Developing drugs from the very beginning, especially for diseases with small number of patients, is extremely difficult. In contrast, the repositioning of approved drugs, whose safety information is already available, will allow us to bypass the slow drug developing process even for extremely rare diseases. The enzymatic activity of GNE is known to be activated by specific allosteric site mutations, raising a possibility that even the GNE with GNE- myopathy-causing mutations may possibly be activated by the modification of such allosteric sites. Our computationally predicted molecular model of GNE indicates the presence of a deep narrow cavity. Filling this cavity by a small compound is likely to inhibit the binding of CMP-NeuAc to the allosteric site, leading to the activation of the GNE.

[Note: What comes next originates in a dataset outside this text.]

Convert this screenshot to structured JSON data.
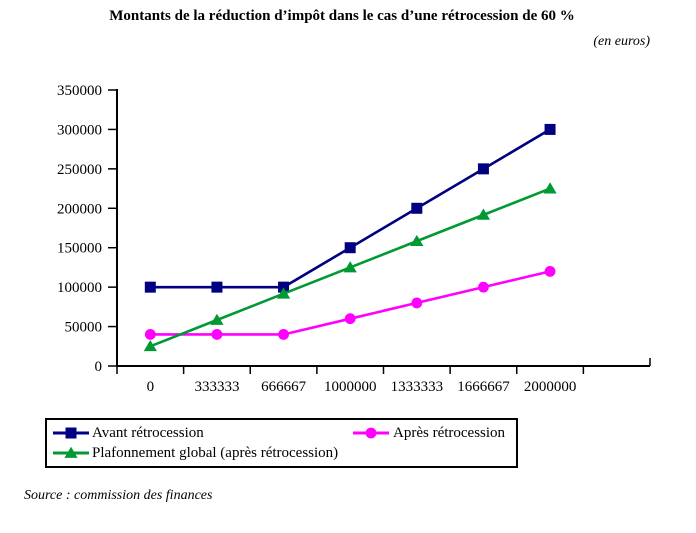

In this study, we therefore aim to find approved small molecular agents that can fit the cavity and activate the GNE with either p.D207V in epimerase domain or p.V603L in kinase domain, which are the two most common mutations among Japanese GNE myopathy patients, by in silico drug screening based on binding affinity. We will then narrow down the candidates by measuring GNE enzyme activity and confirm the efficacy of drugs using patients’ cells including mutations frequent in other ethnic populations.

We propose the repositioning of approved drugs using in-silico approach is a fast, an effective and realistic method to treat GNE myopathy, which is the mission of NDF.